Largely self-taught, pianist Wayne Horvitz was first noticed in 1980s in his native New York where he became a part of the "experimental improv" or avant-garde club and jam scene. He led several ensembles, and was a member of saxophonist John Zorn's band, Naked City. Horvitz's career has been an eclectic mix of touring; recording; composing both jazz and modern classical music for his own ensembles and others (e.g. The Kronos Quartet, Brooklyn Academy of Music) as well for video, TV, and film and even original works for theater and dance productions; and he's also produced records for the World Saxophone Quartet, Marty Ehrlich, Bill Frisell, Eddie Palmieri, and others.
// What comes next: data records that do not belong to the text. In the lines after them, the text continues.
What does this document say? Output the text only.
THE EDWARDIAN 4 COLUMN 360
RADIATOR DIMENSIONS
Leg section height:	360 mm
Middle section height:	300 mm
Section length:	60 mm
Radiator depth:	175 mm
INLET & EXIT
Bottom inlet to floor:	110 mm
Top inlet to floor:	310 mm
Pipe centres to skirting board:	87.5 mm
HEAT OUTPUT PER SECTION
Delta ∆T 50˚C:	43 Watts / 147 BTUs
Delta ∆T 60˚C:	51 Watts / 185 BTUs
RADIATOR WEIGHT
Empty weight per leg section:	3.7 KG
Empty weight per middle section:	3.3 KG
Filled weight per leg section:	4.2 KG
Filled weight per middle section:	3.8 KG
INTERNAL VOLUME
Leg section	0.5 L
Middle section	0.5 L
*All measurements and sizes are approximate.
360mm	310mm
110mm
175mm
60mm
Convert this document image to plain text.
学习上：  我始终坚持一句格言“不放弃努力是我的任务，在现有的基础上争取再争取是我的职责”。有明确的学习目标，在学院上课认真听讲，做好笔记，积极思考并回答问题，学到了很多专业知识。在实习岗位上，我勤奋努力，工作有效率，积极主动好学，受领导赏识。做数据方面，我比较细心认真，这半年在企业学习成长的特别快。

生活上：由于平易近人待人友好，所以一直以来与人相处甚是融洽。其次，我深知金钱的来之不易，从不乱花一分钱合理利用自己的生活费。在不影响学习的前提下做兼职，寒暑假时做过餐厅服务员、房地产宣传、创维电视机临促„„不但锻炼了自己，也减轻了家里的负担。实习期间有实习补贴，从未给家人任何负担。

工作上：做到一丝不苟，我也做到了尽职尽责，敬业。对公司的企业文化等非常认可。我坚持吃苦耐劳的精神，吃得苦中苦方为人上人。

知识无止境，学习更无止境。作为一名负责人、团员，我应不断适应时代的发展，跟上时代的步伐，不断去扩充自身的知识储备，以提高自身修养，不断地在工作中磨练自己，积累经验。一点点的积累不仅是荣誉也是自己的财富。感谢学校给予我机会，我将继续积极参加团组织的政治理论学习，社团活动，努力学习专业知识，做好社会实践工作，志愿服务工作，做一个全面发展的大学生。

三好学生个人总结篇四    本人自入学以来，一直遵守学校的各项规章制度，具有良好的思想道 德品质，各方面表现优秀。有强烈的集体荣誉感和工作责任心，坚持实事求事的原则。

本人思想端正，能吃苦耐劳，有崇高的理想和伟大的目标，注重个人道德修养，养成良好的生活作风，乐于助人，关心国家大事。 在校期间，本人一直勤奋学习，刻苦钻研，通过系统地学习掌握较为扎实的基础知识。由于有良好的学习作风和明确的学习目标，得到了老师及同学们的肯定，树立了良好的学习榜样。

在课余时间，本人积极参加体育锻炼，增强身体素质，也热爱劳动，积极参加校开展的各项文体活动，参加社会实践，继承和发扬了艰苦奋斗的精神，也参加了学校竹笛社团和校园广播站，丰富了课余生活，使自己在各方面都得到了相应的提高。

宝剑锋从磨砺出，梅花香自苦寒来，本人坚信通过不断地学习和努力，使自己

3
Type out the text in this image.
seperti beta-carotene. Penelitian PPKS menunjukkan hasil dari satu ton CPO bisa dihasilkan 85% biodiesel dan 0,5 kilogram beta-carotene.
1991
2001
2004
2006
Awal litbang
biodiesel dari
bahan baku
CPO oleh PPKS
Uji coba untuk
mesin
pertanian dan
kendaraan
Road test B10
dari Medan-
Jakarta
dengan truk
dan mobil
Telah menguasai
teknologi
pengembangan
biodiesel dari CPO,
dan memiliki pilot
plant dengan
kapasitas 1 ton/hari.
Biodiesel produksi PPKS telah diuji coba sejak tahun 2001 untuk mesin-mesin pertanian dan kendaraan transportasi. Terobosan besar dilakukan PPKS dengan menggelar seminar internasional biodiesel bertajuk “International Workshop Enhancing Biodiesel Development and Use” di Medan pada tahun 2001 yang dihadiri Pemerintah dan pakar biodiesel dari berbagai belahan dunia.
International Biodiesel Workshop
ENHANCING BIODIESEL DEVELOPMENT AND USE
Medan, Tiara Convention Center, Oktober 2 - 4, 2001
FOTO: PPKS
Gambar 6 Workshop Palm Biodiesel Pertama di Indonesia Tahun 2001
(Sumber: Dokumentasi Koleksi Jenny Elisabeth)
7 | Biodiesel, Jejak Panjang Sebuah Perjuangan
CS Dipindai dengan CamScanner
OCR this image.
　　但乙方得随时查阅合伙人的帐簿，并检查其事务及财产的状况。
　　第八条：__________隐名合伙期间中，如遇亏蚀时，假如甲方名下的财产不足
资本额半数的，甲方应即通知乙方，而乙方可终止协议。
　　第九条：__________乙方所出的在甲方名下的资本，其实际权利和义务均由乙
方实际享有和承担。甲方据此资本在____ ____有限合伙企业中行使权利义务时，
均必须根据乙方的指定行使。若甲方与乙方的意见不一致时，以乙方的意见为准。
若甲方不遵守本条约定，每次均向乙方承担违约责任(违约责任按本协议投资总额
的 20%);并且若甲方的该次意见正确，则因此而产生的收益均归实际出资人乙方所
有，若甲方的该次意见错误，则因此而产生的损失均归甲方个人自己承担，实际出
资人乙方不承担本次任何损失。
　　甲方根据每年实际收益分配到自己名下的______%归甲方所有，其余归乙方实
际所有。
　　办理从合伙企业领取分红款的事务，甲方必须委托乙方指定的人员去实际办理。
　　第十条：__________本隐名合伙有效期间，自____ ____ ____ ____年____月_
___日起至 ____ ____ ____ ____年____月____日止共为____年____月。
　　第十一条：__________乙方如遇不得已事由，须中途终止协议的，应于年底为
This self-released record features Horvitz's Sweeter Than the Day ensemble, which he describes as the "acoustic incarnation" of another of his groups, the electronically-driven Zony Mash. Having moved to Seattle, Horvitz started the group in 1999 and it became a regular feature at the Baltic Room, local club. A Walk in the Dark is Sweeter Than the Day's fourth CD release, preceded by two recordings for Songlines (Forever in 2000 and Sweeter Than the Day in 2002) and Live at the Rendezvous, December 2004 for Kufala Recordings.
A Walk in the Dark covers 11 original Horvitz compositions that run from easy up-tempo jaunts to moody ballads. Horvitz writes with an angular, bluesy/minor palette that he uses to evoke both humor and melancholy. For example, the opening track from which the record takes its name, "A Walk in the Dark," brings a smile from its loping rhythmic feel and bouncing melody line doubled by Horvitz and guitarist Timothy Young. Four of the tunes shadow Horvitz's earlier days in avant-garde but don't stray so far as to lose touch with a rhythmic and tonal center: "A Moment for Andrew," "Between the Floors," "The 29th Day of May," and "To a Toaster." "A Walk in the Rain" is a blues that sits in a nice easy groove. There are two ballads, "Undecided" and "Good Shepherd;" the former is a haunting solo piano piece that becomes lightly ornamented by the ensemble as it unfolds, while the latter is a study in musical minimalism. The most mainstream tune is probably "Inference," which has a kind of cool 1960s "spy movie" vibe.
A Walk in the Dark is nice, fresh work that stretches jazz quartet tradition just enough to make you listen a little harder, but not so much that you can't still relax and enjoy the ride.